Maliki’ye muhalefetin nedenleri
 
Irak’taki Sünni ve Kürtlerin yanı sıra, Şii gruplar içerisinde de Maliki’nin üçüncü dönem başbakanlığına ilişkin ciddi bir muhalefet sergilenmektedir. Bu muhalefetin hem Bağdat politikası hem de Şii iç politikasıyla ilgisi olduğunu söylemek mümkündür.
 
Öncelikle Nuri Maliki’nin özellikle ikinci başbakanlığı döneminde iktidarını tekelleştirmeye çalışması Şii grupların tepkisine yol açmıştır. 2010’daki seçimlerin ardından hükümet kurma sürecinde güvenlikle ilgili bakanlıkların belirlenememesini kendisi için bir avantaja çeviren Maliki, savunma bakanlığı, içişleri bakanlığı ve ulusal güvenlik bakanlığını vekaleten kendisi yürütmüş ve böylece güvenlik teşkilatını da tekelleştirmiştir.
 
2012’deki hükümet krizinin ardından görevinden ayrılan bakanların yerine kendisine yakın isimleri de vekaleten bakan olarak görevlendiren Nuri Maliki, hükümeti ulusal birlik hükümetinden çoğunluk hükümetine dönüştürmüştür.
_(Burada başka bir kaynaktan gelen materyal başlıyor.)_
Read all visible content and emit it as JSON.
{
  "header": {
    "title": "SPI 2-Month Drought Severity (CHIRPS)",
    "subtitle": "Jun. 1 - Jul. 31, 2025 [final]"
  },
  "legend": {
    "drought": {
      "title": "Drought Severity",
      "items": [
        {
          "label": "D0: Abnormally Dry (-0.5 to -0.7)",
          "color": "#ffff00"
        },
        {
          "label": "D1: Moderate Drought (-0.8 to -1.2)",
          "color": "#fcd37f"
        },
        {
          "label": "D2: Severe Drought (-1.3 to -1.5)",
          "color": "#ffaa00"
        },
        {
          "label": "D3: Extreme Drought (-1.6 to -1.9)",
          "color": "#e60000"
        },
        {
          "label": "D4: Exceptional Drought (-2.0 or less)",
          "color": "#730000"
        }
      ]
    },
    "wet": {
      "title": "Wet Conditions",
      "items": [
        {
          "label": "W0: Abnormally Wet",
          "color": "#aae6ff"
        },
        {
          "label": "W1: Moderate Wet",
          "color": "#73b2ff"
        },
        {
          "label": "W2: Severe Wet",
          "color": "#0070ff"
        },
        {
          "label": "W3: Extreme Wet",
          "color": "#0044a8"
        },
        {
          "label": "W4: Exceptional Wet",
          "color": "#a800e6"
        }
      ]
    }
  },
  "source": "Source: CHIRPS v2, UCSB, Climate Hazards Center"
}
Bu süreçte 2010’dan sonra neredeyse tüm Şii grupların içerisinde yer aldığı Ulusal İttifak’ın kurulmasına rağmen Maliki’nin bu ittifaktan bağımsız hareket etmesi diğer Şii grupları rahatsız etmiş ve Maliki’nin Şii birlikteliğini bozduğuna ilişkin görüş birliğine yol açmıştır.
 
Bununla birlikte merkezi hükümette elde ettiği pozisyonu yerel siyaset için de kullanan Nuri Maliki’nin, diğer Şii grupların vilayet yönetimlerindeki etkisini sınırlamaya ve Şii bölgelerinde hakimiyet kurmaya çalışması da Şii gruplar içerisinde Maliki’ye yönelik tepkiyi artırmıştır. Öte yandan Irak’taki siyasi ve güvenlik krizinin sorumlusu olarak da Maliki görülmekte ve Sünniler ile Kürtleri ötekileştirerek krizi derinleştirdiğine inanılmaktadır.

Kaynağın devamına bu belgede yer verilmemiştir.